Oracle E-Business Suite’s New EBS_SYSTEM Schema
For a long time, after the introduction of Online patching with EBS 12.2 release, there were no major changes to the underlying database architecture in Oracle E-Business Suite. With Oracle EBS 12.2, Edition based redefinition (EBR) feature was introduced to power the Online Patching feature. Online patching feature helped reduce the downtime requirements of E-Business Suite by enabling the ability to apply the major part of any E-Business Suite patch while the system is up and running, hence the name Online patching.
For a long time, Oracle E-Business Suite Schema remained consistent and looked like the above table, with R12.2 adding some EBR specific objects such as Edition Views and Triggers. However, with EBS 12.2 ATG_PF Delta13 patch, the Oracle EBS development team introduced a new schema called EBS_SYSTEM. Interestingly, this schema’s password needs to be kept the same as the current database System user. I wondered why the Oracle Dev Team introduced this schema and here is my take on it.

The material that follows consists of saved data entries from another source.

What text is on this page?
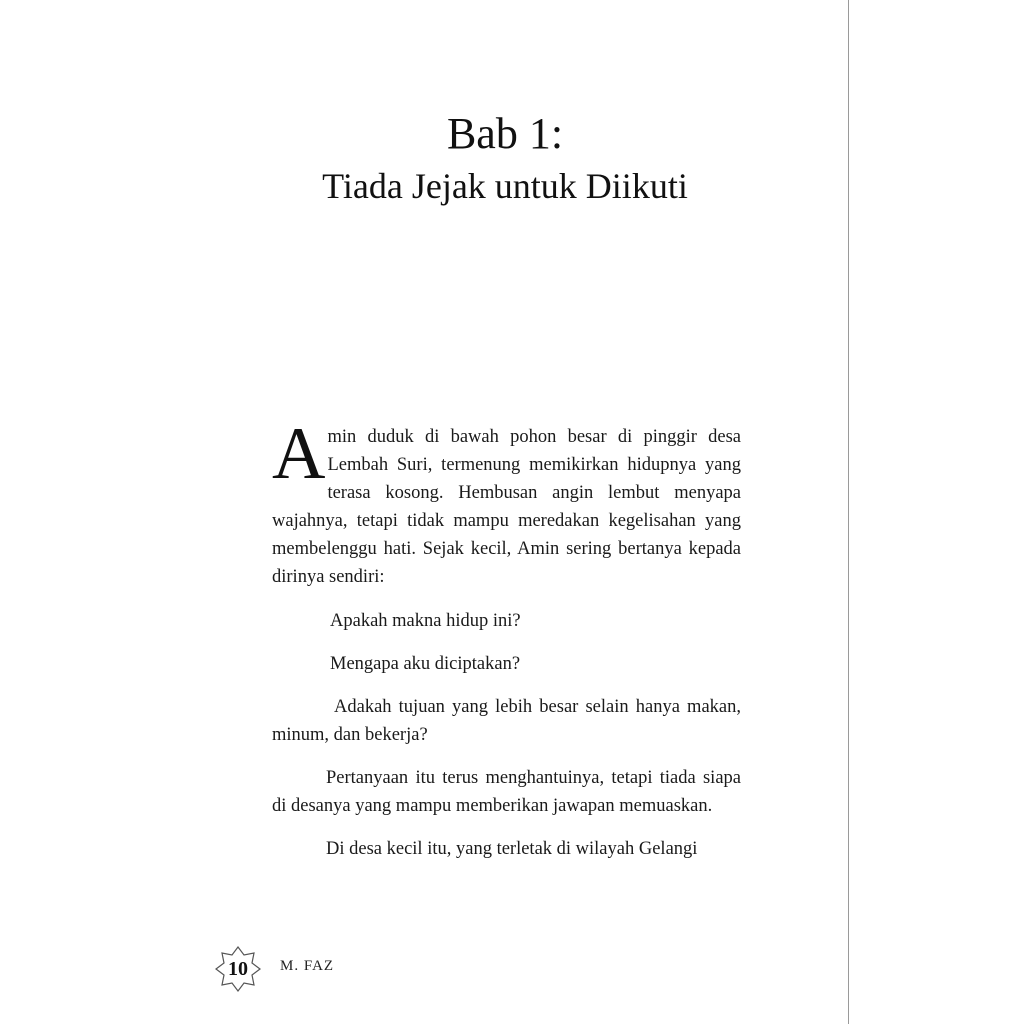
Bab 1:
Tiada Jejak untuk Diikuti

Amin duduk di bawah pohon besar di pinggir desa Lembah Suri, termenung memikirkan hidupnya yang terasa kosong. Hembusan angin lembut menyapa wajahnya, tetapi tidak mampu meredakan kegelisahan yang membelenggu hati. Sejak kecil, Amin sering bertanya kepada dirinya sendiri:

Apakah makna hidup ini?

Mengapa aku diciptakan?

Adakah tujuan yang lebih besar selain hanya makan, minum, dan bekerja?

Pertanyaan itu terus menghantuinya, tetapi tiada siapa di desanya yang mampu memberikan jawapan memuaskan.

Di desa kecil itu, yang terletak di wilayah Gelangi

10	M. FAZ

Lots of people think this change was introduced to address segregation of duties and the separation of the elevated privileges required to maintain Oracle EBS schemas into a separate admin account similar to System/Sys schema. This could be true, but I think it’s more than that. I believe the change was made because of new PDB requirements in 19c.

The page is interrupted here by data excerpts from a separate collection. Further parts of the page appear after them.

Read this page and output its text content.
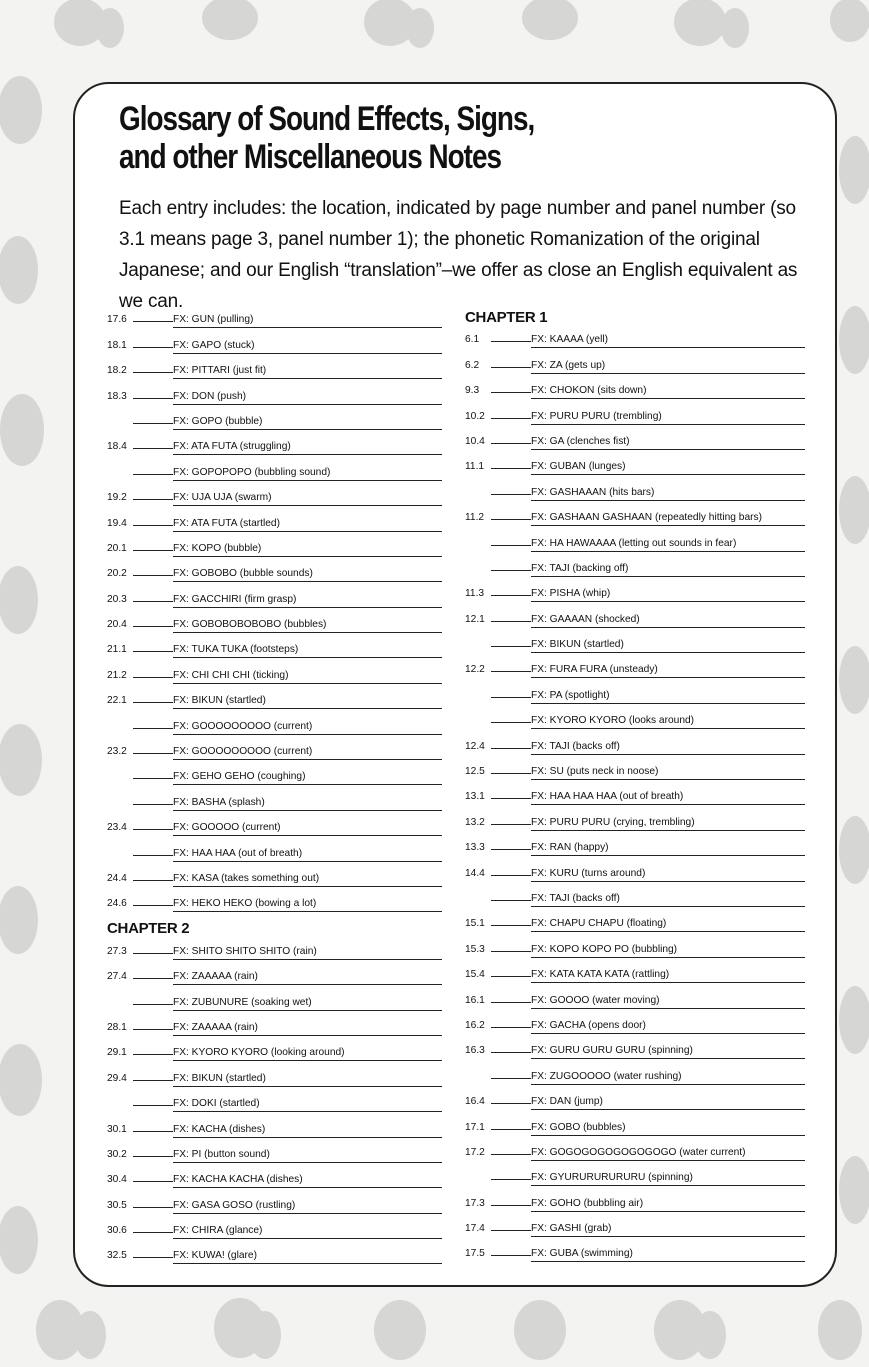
Glossary of Sound Effects, Signs,
and other Miscellaneous Notes
Each entry includes: the location, indicated by page number and panel number (so 3.1 means page 3, panel number 1); the phonetic Romanization of the original Japanese; and our English “translation”–we offer as close an English equivalent as we can.
17.6	FX: GUN (pulling)
18.1	FX: GAPO (stuck)
18.2	FX: PITTARI (just fit)
18.3	FX: DON (push)
FX: GOPO (bubble)
18.4	FX: ATA FUTA (struggling)
FX: GOPOPOPO (bubbling sound)
19.2	FX: UJA UJA (swarm)
19.4	FX: ATA FUTA (startled)
20.1	FX: KOPO (bubble)
20.2	FX: GOBOBO (bubble sounds)
20.3	FX: GACCHIRI (firm grasp)
20.4	FX: GOBOBOBOBOBO (bubbles)
21.1	FX: TUKA TUKA (footsteps)
21.2	FX: CHI CHI CHI (ticking)
22.1	FX: BIKUN (startled)
FX: GOOOOOOOOO (current)
23.2	FX: GOOOOOOOOO (current)
FX: GEHO GEHO (coughing)
FX: BASHA (splash)
23.4	FX: GOOOOO (current)
FX: HAA HAA (out of breath)
24.4	FX: KASA (takes something out)
24.6	FX: HEKO HEKO (bowing a lot)
CHAPTER 2
27.3	FX: SHITO SHITO SHITO (rain)
27.4	FX: ZAAAAA (rain)
FX: ZUBUNURE (soaking wet)
28.1	FX: ZAAAAA (rain)
29.1	FX: KYORO KYORO (looking around)
29.4	FX: BIKUN (startled)
FX: DOKI (startled)
30.1	FX: KACHA (dishes)
30.2	FX: PI (button sound)
30.4	FX: KACHA KACHA (dishes)
30.5	FX: GASA GOSO (rustling)
30.6	FX: CHIRA (glance)
32.5	FX: KUWA! (glare)
CHAPTER 1
6.1	FX: KAAAA (yell)
6.2	FX: ZA (gets up)
9.3	FX: CHOKON (sits down)
10.2	FX: PURU PURU (trembling)
10.4	FX: GA (clenches fist)
11.1	FX: GUBAN (lunges)
FX: GASHAAAN (hits bars)
11.2	FX: GASHAAN GASHAAN (repeatedly hitting bars)
FX: HA HAWAAAA (letting out sounds in fear)
FX: TAJI (backing off)
11.3	FX: PISHA (whip)
12.1	FX: GAAAAN (shocked)
FX: BIKUN (startled)
12.2	FX: FURA FURA (unsteady)
FX: PA (spotlight)
FX: KYORO KYORO (looks around)
12.4	FX: TAJI (backs off)
12.5	FX: SU (puts neck in noose)
13.1	FX: HAA HAA HAA (out of breath)
13.2	FX: PURU PURU (crying, trembling)
13.3	FX: RAN (happy)
14.4	FX: KURU (turns around)
FX: TAJI (backs off)
15.1	FX: CHAPU CHAPU (floating)
15.3	FX: KOPO KOPO PO (bubbling)
15.4	FX: KATA KATA KATA (rattling)
16.1	FX: GOOOO (water moving)
16.2	FX: GACHA (opens door)
16.3	FX: GURU GURU GURU (spinning)
FX: ZUGOOOOO (water rushing)
16.4	FX: DAN (jump)
17.1	FX: GOBO (bubbles)
17.2	FX: GOGOGOGOGOGOGOGO (water current)
FX: GYURURURURURU (spinning)
17.3	FX: GOHO (bubbling air)
17.4	FX: GASHI (grab)
17.5	FX: GUBA (swimming)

Oracle EBS was certified to run on Oracle 19c database some time back. One of the requirements as part of this certification is that the Oracle EBS database will be converted into a PDB during the 19c database upgrade. At a high level, the process is to install a fresh 19c CDB and use Oracle supplied scripts to upgrade the EBS database to a PDB and attach it to the freshly installed CDB. One limitation in the current EBS 19c database certification is that we cannot attach any other PDBs to the CDB which has the EBS PDB attached. Thus, even though the EBS database is converted to a PDB, customers cannot take advantage of multi-tenant architecture, as they cannot attach other PDBs to EBS Container Database.
I think that the EBS_SYSTEM schema implementation address this 19c CDB/PDB limitation. Once Oracle EBS Dev team moves all dependencies from SYSTEM schema to EBS_SYSTEM schema, Oracle EBS database should be able to take full advantages of PDB/CDB architecture. Having a different local PDB admin account to take care of all EBS specific needs will remove dependency on CDB system schema and EBS Database should become portable. This change will help in EBS databases becoming more DBcS friendly. It will be even be possible to host Oracle EBS in AWS RDS if these PDB limitations are lifted. We just have to wait and see how this plays out.
Do let me know your thoughts and comments on this subject. I would love to hear what you think about Oracle EBS PDB limitations and progress.